Valérie Plante believes in that kind of “social equity” — not as a glassy-eyed idealist, but as someone who understands the value of the work of everyday people. And amid an environmental climate crisis that threatens the cherished norms of consumerism and capitalist modernity, we need to seriously transition away from fossil fuels and build new infrastructure that will reduce our carbon dependence (such as a new subway line) and not increase car traffic. And with 35 to 42 per cent of jobs slated to vanish in the coming decades due to automatization, we need new types of politicians with a vision of how to work and live in the midst of the mess we’ve created for ourselves. We need people in public office who have a solid vision and credible policy regarding how municipal government can play a strong and active role in orchestrating an equitable and sustainable energy transition. Decorative lights on the Jacques Cartier bridge just doesn’t pass muster.
Coderre is playing an old game of politics that privileges image over substance. He is a master of public relations, making empty gestures that at best do not address the real issues and at worst mask big problems. To take just one example (there are many better known ones), Coderre changed Montreal’s flag to include a white pine to honor and reconcile with First Nations, yet one of his borough mayors once made very racist comments about the establishment of an Inuit hospital in Villeray. Such instances demonstrate how behind the shine, there is a disconnect with real people and their struggles.
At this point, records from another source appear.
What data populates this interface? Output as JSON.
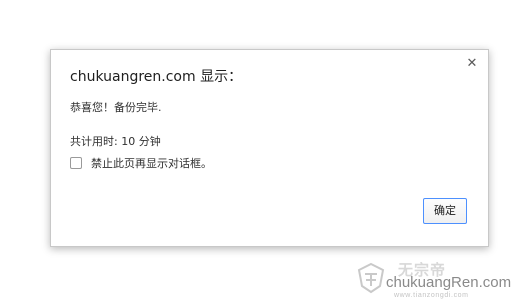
{
  "dialog": {
    "title": "chukuangren.com 显示：",
    "close_glyph": "✕",
    "message": "恭喜您！备份完毕.",
    "duration": "共计用时: 10 分钟",
    "suppress_label": "禁止此页再显示对话框。",
    "suppress_checked": false,
    "ok_label": "确定",
    "ok_border_color": "#4d90fe"
  },
  "watermark": {
    "site_cn": "无宗帝",
    "site_en": "chukuangRen.com",
    "url": "www.tianzongdi.com"
  }
}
So, what is the point of this election, if not to elect a leader for the city who actually listens to and respects citizens? Remember, Coderre wants to be #1 — he was very clear about that in the English-language debate when he jokingly referred to “that movie and they were cheering: I’m #2. No, I’m not, I’m #1!” It seems his candidacy is really more about Coderre being mayor than about us, the voters. If so, why would Montrealers vote for him when they have a much better choice whose name is Valérie Plante?